Paper ID: 2210.05710
Predictive Event Segmentation and Representation with Neural Networks: A Self-Supervised Model Assessed by Psychological Experiments
Hamit Basgol, Inci Ayhan, Emre Ugur
People segment complex, ever-changing and continuous experience into basic, stable and discrete spatio-temporal experience units, called events. Event segmentation literature investigates the mechanisms that allow people to extract events. Event segmentation theory points out that people predict ongoing activities and observe prediction error signals to find event boundaries that keep events apart. In this study, we investigated the mechanism giving rise to this ability by a computational model and accompanying psychological experiments.

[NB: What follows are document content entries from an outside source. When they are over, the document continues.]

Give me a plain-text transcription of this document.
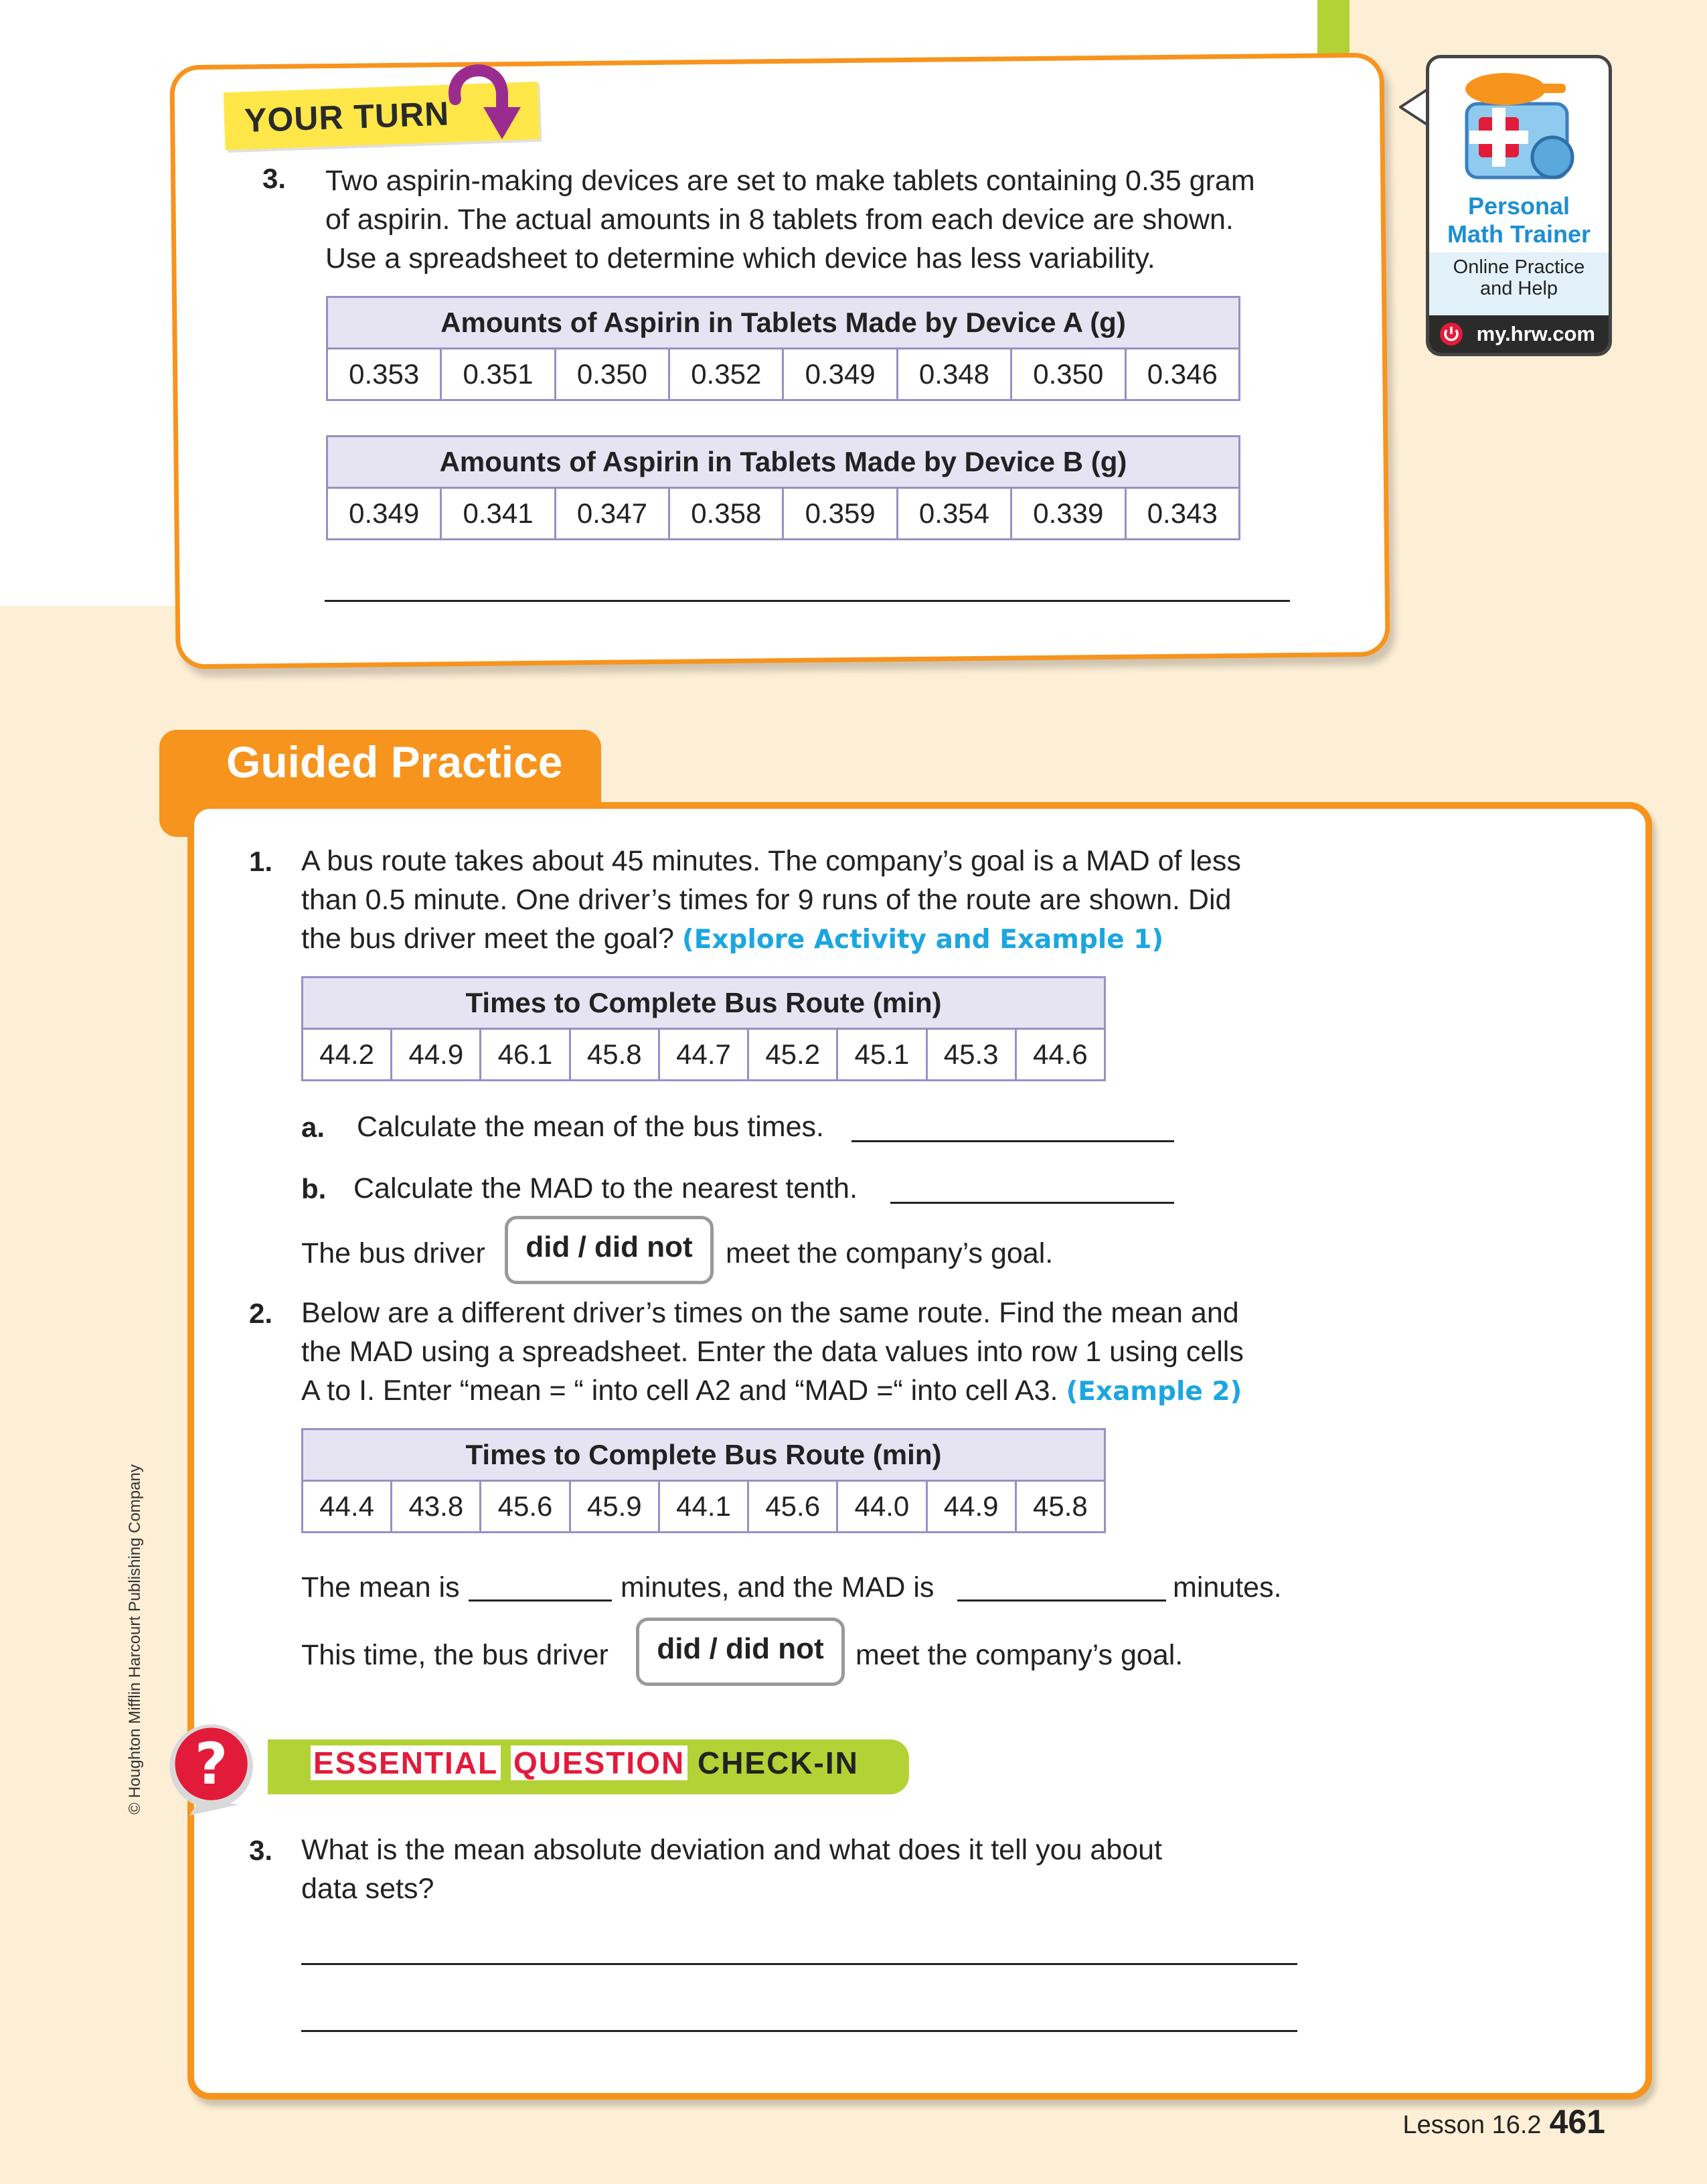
YOUR TURN
3. Two aspirin-making devices are set to make tablets containing 0.35 gram
of aspirin. The actual amounts in 8 tablets from each device are shown.
Use a spreadsheet to determine which device has less variability.
Amounts of Aspirin in Tablets Made by Device A (g)
0.353	0.351	0.350	0.352	0.349	0.348	0.350	0.346
Amounts of Aspirin in Tablets Made by Device B (g)
0.349	0.341	0.347	0.358	0.359	0.354	0.339	0.343
Personal
Math Trainer
Online Practice
and Help
my.hrw.com
Guided Practice
1. A bus route takes about 45 minutes. The company’s goal is a MAD of less
than 0.5 minute. One driver’s times for 9 runs of the route are shown. Did
the bus driver meet the goal? (Explore Activity and Example 1)
Times to Complete Bus Route (min)
44.2	44.9	46.1	45.8	44.7	45.2	45.1	45.3	44.6
a. Calculate the mean of the bus times.
b. Calculate the MAD to the nearest tenth.
The bus driver	did / did not	meet the company’s goal.
2. Below are a different driver’s times on the same route. Find the mean and
the MAD using a spreadsheet. Enter the data values into row 1 using cells
A to I. Enter “mean = “ into cell A2 and “MAD =“ into cell A3. (Example 2)
Times to Complete Bus Route (min)
44.4	43.8	45.6	45.9	44.1	45.6	44.0	44.9	45.8
The mean is	minutes, and the MAD is	minutes.
This time, the bus driver	did / did not	meet the company’s goal.
?	ESSENTIAL QUESTION CHECK-IN
3. What is the mean absolute deviation and what does it tell you about
data sets?
© Houghton Mifflin Harcourt Publishing Company
Lesson 16.2 461
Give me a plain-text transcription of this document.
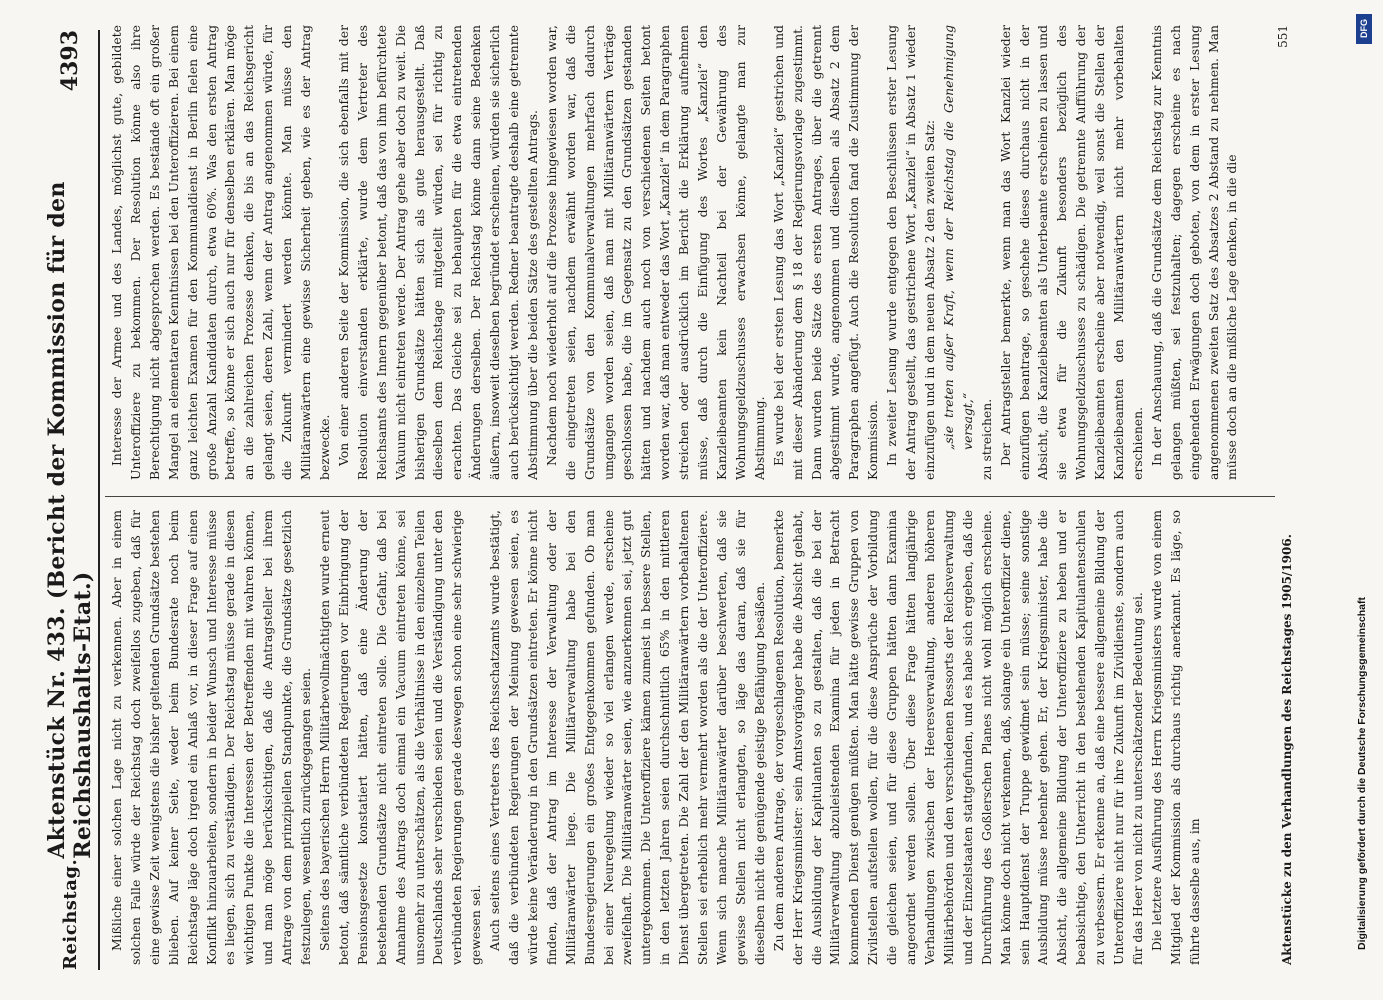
Reichstag.
Aktenstück Nr. 433. (Bericht der Kommission für den Reichshaushalts-Etat.)
4393

Mißliche einer solchen Lage nicht zu verkennen. Aber in einem solchen Falle würde der Reichstag doch zweifellos zugeben, daß für eine gewisse Zeit wenigstens die bisher geltenden Grundsätze bestehen blieben. Auf keiner Seite, weder beim Bundesrate noch beim Reichstage läge doch irgend ein Anlaß vor, in dieser Frage auf einen Konflikt hinzuarbeiten, sondern in beider Wunsch und Interesse müsse es liegen, sich zu verständigen. Der Reichstag müsse gerade in diesen wichtigen Punkte die Interessen der Betreffenden mit wahren können, und man möge berücksichtigen, daß die Antragsteller bei ihrem Antrage von dem prinzipiellen Standpunkte, die Grundsätze gesetzlich festzulegen, wesentlich zurückgegangen seien. Seitens des bayerischen Herrn Militärbevollmächtigten wurde erneut betont, daß sämtliche verbündeten Regierungen vor Einbringung der Pensionsgesetze konstatiert hätten, daß eine Änderung der bestehenden Grundsätze nicht eintreten solle. Die Gefahr, daß bei Annahme des Antrags doch einmal ein Vacuum eintreten könne, sei unsomehr zu unterschätzen, als die Verhältnisse in den einzelnen Teilen Deutschlands sehr verschieden seien und die Verständigung unter den verbündeten Regierungen gerade deswegen schon eine sehr schwierige gewesen sei. Auch seitens eines Vertreters des Reichsschatzamts wurde bestätigt, daß die verbündeten Regierungen der Meinung gewesen seien, es würde keine Veränderung in den Grundsätzen eintreten. Er könne nicht finden, daß der Antrag im Interesse der Verwaltung oder der Militäranwärter liege. Die Militärverwaltung habe bei den Bundesregierungen ein großes Entgegenkommen gefunden. Ob man bei einer Neuregelung wieder so viel erlangen werde, erscheine zweifelhaft. Die Militäranwärter seien, wie anzuerkennen sei, jetzt gut untergekommen. Die Unteroffiziere kämen zumeist in bessere Stellen, in den letzten Jahren seien durchschnittlich 65% in den mittleren Dienst übergetreten. Die Zahl der den Militäranwärtern vorbehaltenen Stellen sei erheblich mehr vermehrt worden als die der Unteroffiziere. Wenn sich manche Militäranwärter darüber beschwerten, daß sie gewisse Stellen nicht erlangten, so läge das daran, daß sie für dieselben nicht die genügende geistige Befähigung besäßen. Zu dem anderen Antrage, der vorgeschlagenen Resolution, bemerkte der Herr Kriegsminister: sein Amtsvorgänger habe die Absicht gehabt, die Ausbildung der Kapitulanten so zu gestalten, daß die bei der Militärverwaltung abzuleistenden Examina für jeden in Betracht kommenden Dienst genügen müßten. Man hätte gewisse Gruppen von Zivilstellen aufstellen wollen, für die diese Ansprüche der Vorbildung die gleichen seien, und für diese Gruppen hätten dann Examina angeordnet werden sollen. Über diese Frage hätten langjährige Verhandlungen zwischen der Heeresverwaltung, anderen höheren Militärbehörden und den verschiedenen Ressorts der Reichsverwaltung und der Einzelstaaten stattgefunden, und es habe sich ergeben, daß die Durchführung des Goßlerschen Planes nicht wohl möglich erscheine. Man könne doch nicht verkennen, daß, solange ein Unteroffizier diene, sein Hauptdienst der Truppe gewidmet sein müsse; seine sonstige Ausbildung müsse nebenher gehen. Er, der Kriegsminister, habe die Absicht, die allgemeine Bildung der Unteroffiziere zu heben und er beabsichtige, den Unterricht in den bestehenden Kapitulantenschulen zu verbessern. Er erkenne an, daß eine bessere allgemeine Bildung der Unteroffiziere nicht nur für ihre Zukunft im Zivildienste, sondern auch für das Heer von nicht zu unterschätzender Bedeutung sei. Die letztere Ausführung des Herrn Kriegsministers wurde von einem Mitglied der Kommission als durchaus richtig anerkannt. Es läge, so führte dasselbe aus, im

Interesse der Armee und des Landes, möglichst gute, gebildete Unteroffiziere zu bekommen. Der Resolution könne also ihre Berechtigung nicht abgesprochen werden. Es bestände oft ein großer Mangel an elementaren Kenntnissen bei den Unteroffizieren. Bei einem ganz leichten Examen für den Kommunaldienst in Berlin fielen eine große Anzahl Kandidaten durch, etwa 60%. Was den ersten Antrag betreffe, so könne er sich auch nur für denselben erklären. Man möge an die zahlreichen Prozesse denken, die bis an das Reichsgericht gelangt seien, deren Zahl, wenn der Antrag angenommen würde, für die Zukunft vermindert werden könnte. Man müsse den Militäranwärtern eine gewisse Sicherheit geben, wie es der Antrag bezwecke. Von einer anderen Seite der Kommission, die sich ebenfalls mit der Resolution einverstanden erklärte, wurde dem Vertreter des Reichsamts des Innern gegenüber betont, daß das von ihm befürchtete Vakuum nicht eintreten werde. Der Antrag gehe aber doch zu weit. Die bisherigen Grundsätze hätten sich als gute herausgestellt. Daß dieselben dem Reichstage mitgeteilt würden, sei für richtig zu erachten. Das Gleiche sei zu behaupten für die etwa eintretenden Änderungen derselben. Der Reichstag könne dann seine Bedenken äußern, insoweit dieselben begründet erscheinen, würden sie sicherlich auch berücksichtigt werden. Redner beantragte deshalb eine getrennte Abstimmung über die beiden Sätze des gestellten Antrags. Nachdem noch wiederholt auf die Prozesse hingewiesen worden war, die eingetreten seien, nachdem erwähnt worden war, daß die Grundsätze von den Kommunalverwaltungen mehrfach dadurch umgangen worden seien, daß man mit Militäranwärtern Verträge geschlossen habe, die im Gegensatz zu den Grundsätzen gestanden hätten und nachdem auch noch von verschiedenen Seiten betont worden war, daß man entweder das Wort „Kanzlei“ in dem Paragraphen streichen oder ausdrücklich im Bericht die Erklärung aufnehmen müsse, daß durch die Einfügung des Wortes „Kanzlei“ den Kanzleibeamten kein Nachteil bei der Gewährung des Wohnungsgeldzuschusses erwachsen könne, gelangte man zur Abstimmung. Es wurde bei der ersten Lesung das Wort „Kanzlei“ gestrichen und mit dieser Abänderung dem § 18 der Regierungsvorlage zugestimmt. Dann wurden beide Sätze des ersten Antrages, über die getrennt abgestimmt wurde, angenommen und dieselben als Absatz 2 dem Paragraphen angefügt. Auch die Resolution fand die Zustimmung der Kommission. In zweiter Lesung wurde entgegen den Beschlüssen erster Lesung der Antrag gestellt, das gestrichene Wort „Kanzlei“ in Absatz 1 wieder einzufügen und in dem neuen Absatz 2 den zweiten Satz: „sie treten außer Kraft, wenn der Reichstag die Genehmigung versagt,“ zu streichen. Der Antragsteller bemerkte, wenn man das Wort Kanzlei wieder einzufügen beantrage, so geschehe dieses durchaus nicht in der Absicht, die Kanzleibeamten als Unterbeamte erscheinen zu lassen und sie etwa für die Zukunft besonders bezüglich des Wohnungsgeldzuschusses zu schädigen. Die getrennte Aufführung der Kanzleibeamten erscheine aber notwendig, weil sonst die Stellen der Kanzleibeamten den Militäranwärtern nicht mehr vorbehalten erschienen. In der Anschauung, daß die Grundsätze dem Reichstag zur Kenntnis gelangen müßten, sei festzuhalten; dagegen erscheine es nach eingehenden Erwägungen doch geboten, von dem in erster Lesung angenommenen zweiten Satz des Absatzes 2 Abstand zu nehmen. Man müsse doch an die mißliche Lage denken, in die die

Aktenstücke zu den Verhandlungen des Reichstages 1905/1906.
551	DFG
Digitalisierung gefördert durch die Deutsche Forschungsgemeinschaft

Inspired from event segmentation theory and predictive processing, we introduced a self-supervised model of event segmentation. This model consists of neural networks that predict the sensory signal in the next time-step to represent different events, and a cognitive model that regulates these networks on the basis of their prediction errors. In order to verify the ability of our model in segmenting events, learning them during passive observation, and representing them in its internal representational space, we prepared a video that depicts human behaviors represented by point-light displays. We compared event segmentation behaviors of participants and our model with this video in two hierarchical event segmentation levels. By using point-biserial correlation technique, we demonstrated that event segmentation decisions of our model correlated with the responses of participants. Moreover, by approximating representation space of participants by a similarity-based technique, we showed that our model formed a similar representation space with those of participants. The result suggests that our model that tracks the prediction error signals can produce human-like event boundaries and event representations. Finally, we discussed our contribution to the literature of event cognition and our understanding of how event segmentation is implemented in the brain.